Pochi cineasti si sono dedicati a testare la pazienza del proprio spettatore come Martin Scorsese. Da Taxi Driver a The Wolf of Wall Street, da Re per una notte a Quei bravi ragazzi, il suo cinema si è specializzato in figure di antieroi, tanto difficili da amare come da dimenticare. Anche nelle storie più convenzionali, complica le cose: Cape Fear rompe il confine consueto vittima-carnefice, in equilibrio tra l’assassino psicotico Robert De Niro e il padre di famiglia corrotto Nick Nolte; in L’età dell’innocenza non sappiamo per chi parteggiare in un triangolo amoroso che comprende personaggi diversamente compromessi e manipolatori. Eppure, è in Toro scatenato che Scorsese concentra la sua ossessione su un solo personaggio. Il soggetto, ideato da Scorsese con Paul Schrader, è noto: l’autobiografia dell’ex campione del mondo dei pesi medi, Jake LaMotta, pubblicata nel 1970, che celebra una leggenda costruita in parti eguali da talento sportivo e vita sregolata. Robert De Niro era convinto che quella storia sarebbe stata perfetta per esaltare le sue capacità; i tentativi di persuadere Scorsese, al principio, furono infruttuosi: al regista non interessava girare un film sulla boxe.
I produttori, Robert Chartoff e Irwin Winkler, erano reduci dalla fortuna (con tanto di Oscar) di Rocky, compensata dal clamoroso fallimento del sottovalutato musical di Scorsese, New York, New York. Chissà con quale spirito i due avranno discusso con Scorsese di Toro scatenato, dopo averne sperimentato la peculiarità artistica in un progetto estremo, costoso, vano. Ma la storia di LaMotta era prepotente: di rado sono stati investiti così tanti soldi per raccontare la storia di un bastardo di tale livello.
Narrandolo dagli anni Quaranta alla metà dei Sessanta, LaMotta si mostra per ciò che è, un uomo egoista, violento, viscerale, che precipita in un declino senza rimedio. Tormenta fisicamente e psicologicamente due mogli, sfrutta le minorenni, allontana da sé, con brutalità, il fratello manager: alcune scene sono di intensa violenza. Di per sé, la sceneggiatura è poca cosa. Seguiamo la carriera del pugile che diventa proprietario di un night, dissipa i matrimoni e la vita, passa dalle urla al pianto, si perde senza imparare nulla. Eppure, realizzato da Scorsese e interpretato da De Niro, il film ha una sontuosa vitalità: è uno studio sulla rabbia incontrollata e sull’insicurezza che si fa ferocia, in un mondo che non è soggetto alla consueta catarsi hollywoodiana. In un genere dove dominano storie devote di vittoria sulle avversità, Toro scatenato mostra la dura realtà della vittoria, le avversità che inghiottono tutti, tutto. Non tutti gli uomini feriti guariscono, imparando a guarire le ferite degli altri. La fotografia in bianco&nero di Michael Chapman e la musica caotica, sprezzante, richiamano il neorealismo italiano del dopoguerra che giunge in America quando LaMotta attraversa la sua estasi. Toro scatenato spoglia la narrazione di ogni enfasi romantica, racconta i bassifondi della vita, guarnita da persone sgradevoli.

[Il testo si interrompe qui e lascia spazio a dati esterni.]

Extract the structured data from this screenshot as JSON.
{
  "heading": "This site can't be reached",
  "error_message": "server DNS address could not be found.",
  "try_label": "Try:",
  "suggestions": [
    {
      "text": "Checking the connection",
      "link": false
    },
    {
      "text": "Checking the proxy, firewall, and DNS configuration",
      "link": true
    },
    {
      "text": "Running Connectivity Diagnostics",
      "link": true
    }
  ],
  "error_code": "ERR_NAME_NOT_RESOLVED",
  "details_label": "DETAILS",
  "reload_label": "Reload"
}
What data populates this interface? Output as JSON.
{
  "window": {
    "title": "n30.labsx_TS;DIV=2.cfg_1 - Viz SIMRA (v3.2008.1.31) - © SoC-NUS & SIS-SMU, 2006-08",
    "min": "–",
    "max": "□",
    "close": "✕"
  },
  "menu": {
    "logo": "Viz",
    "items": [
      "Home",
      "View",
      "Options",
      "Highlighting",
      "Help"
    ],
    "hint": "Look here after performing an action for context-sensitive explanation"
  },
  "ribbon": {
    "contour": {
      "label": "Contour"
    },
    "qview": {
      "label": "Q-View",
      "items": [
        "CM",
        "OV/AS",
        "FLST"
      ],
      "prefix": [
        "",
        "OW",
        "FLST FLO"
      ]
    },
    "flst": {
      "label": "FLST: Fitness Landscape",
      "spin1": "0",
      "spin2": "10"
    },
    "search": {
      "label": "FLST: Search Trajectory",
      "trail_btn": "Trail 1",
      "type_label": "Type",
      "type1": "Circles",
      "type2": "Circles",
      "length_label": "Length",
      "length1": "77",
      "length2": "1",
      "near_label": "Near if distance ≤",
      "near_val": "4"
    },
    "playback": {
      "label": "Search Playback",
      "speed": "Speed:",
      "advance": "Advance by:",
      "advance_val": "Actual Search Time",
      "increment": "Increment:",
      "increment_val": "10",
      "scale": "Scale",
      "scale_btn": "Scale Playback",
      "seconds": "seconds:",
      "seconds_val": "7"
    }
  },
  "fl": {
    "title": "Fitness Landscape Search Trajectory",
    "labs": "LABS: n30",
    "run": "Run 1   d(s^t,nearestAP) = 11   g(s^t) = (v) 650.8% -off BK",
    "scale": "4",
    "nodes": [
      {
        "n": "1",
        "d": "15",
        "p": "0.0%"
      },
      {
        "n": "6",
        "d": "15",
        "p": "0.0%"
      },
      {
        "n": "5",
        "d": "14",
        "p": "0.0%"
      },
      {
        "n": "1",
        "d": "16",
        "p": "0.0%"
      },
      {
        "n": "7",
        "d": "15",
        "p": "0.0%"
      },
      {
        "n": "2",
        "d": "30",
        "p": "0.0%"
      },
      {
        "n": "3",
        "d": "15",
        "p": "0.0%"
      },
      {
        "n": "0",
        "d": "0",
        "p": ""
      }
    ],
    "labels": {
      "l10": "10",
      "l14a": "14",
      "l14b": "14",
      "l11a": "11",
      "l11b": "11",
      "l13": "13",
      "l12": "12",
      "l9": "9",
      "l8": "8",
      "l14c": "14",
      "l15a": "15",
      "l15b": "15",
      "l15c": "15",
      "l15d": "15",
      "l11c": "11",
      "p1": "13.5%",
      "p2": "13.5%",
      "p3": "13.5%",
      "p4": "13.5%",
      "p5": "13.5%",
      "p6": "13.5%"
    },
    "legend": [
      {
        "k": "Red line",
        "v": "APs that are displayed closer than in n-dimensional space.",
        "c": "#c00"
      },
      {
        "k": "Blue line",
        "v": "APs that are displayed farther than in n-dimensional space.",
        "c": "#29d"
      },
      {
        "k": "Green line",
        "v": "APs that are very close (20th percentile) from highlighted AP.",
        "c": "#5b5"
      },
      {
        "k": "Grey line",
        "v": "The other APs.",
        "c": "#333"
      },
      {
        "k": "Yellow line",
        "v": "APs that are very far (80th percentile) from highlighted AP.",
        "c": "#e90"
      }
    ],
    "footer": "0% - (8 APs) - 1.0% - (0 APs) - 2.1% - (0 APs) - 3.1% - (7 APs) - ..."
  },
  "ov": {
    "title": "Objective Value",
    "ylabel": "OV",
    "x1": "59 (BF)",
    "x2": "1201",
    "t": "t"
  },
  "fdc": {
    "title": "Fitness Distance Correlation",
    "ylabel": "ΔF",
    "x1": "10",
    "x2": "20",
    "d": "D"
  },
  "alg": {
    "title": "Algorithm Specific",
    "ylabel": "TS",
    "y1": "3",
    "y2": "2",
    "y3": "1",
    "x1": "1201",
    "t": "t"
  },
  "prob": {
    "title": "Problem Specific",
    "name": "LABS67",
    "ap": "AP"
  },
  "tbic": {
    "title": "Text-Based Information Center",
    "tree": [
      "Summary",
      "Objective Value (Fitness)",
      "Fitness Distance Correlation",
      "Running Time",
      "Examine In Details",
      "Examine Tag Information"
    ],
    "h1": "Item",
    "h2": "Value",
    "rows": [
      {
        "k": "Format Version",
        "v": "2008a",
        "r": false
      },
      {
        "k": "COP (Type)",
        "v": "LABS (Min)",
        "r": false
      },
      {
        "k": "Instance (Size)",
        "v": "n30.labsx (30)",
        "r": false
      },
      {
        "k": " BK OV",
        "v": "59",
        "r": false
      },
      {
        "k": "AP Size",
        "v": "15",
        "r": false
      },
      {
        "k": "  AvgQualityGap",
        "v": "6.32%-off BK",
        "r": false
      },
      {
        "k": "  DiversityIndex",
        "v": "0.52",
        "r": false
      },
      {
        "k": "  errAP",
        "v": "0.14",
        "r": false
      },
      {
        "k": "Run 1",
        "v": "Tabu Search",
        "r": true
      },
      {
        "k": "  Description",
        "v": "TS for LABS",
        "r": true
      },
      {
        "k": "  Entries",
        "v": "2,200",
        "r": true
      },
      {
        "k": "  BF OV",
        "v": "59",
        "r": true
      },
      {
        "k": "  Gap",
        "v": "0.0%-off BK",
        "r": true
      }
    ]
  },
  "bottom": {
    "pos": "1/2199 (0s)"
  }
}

Perfino i bersagli contro cui si scaglia LaMotta non vengono addolciti per attirare la nostra simpatia. La sposa adolescente, Vickie (interpretata in modo egregio da Cathy Moriarty, al suo debutto al cinema) è una figura remota e sfuggente, indurita dai maltrattamenti, in uno stato emotivo opaco, severo. Joey (Joe Pesci, che inizia qui la sua collaborazione con Scorsese) è espressivo quanto aspro, meno feroce di Jake soltanto perché gli manca la mole fisica. Toro scatenato non ci invita ad avere compassione per l’uomo, ma ci piega a provare la sua vita interiore e crudele, rotta dai combattimenti forzati. Non sorprende che il pubblico mainstream non abbia apprezzato: uscito alla fine del 1980, il film ha incassato 23 milioni di dollari negli Stati Uniti, recuperando a mala pena gli investimenti. Il genio registico di Scorsese ha permesso al film otto nomination agli Oscar. La statuetta più importante andò al melodramma familiare girato da Robert Redford, Gente comune, tuttavia De Niro riuscì a trionfare come miglior attore. Il puro talento fisico ostentato nel film – come si sa, De Niro è ingrassato per la parte di circa trenta chili – gli ha concesso la vittoria.
Ciò che rede il suo LaMotta agghiacciante e indelebile, tuttavia, non è certo la tracotanza fisica né l’audace tono della voce o la pervicacia nella lotta, ma lo scavo dentro un’anima lacerata, la cui vulnerabilità non suscita necessariamente simpatia. Con un autentico colpo di genio, Toro scatenato si chiude con LaMotta che recita l’immortale monologo di Marlon Brando, da Fronte del porto. Un attore che intreccia la spavalderia ferita del suo personaggio a quella di un altro attore, mentre realtà, finzione e delusione tintinnano come la campanella sul ring. Quarant’anni dopo, Toro scatenato resta un film, fortunatamente, che pende su di noi con corrosiva, irrisolta bellezza.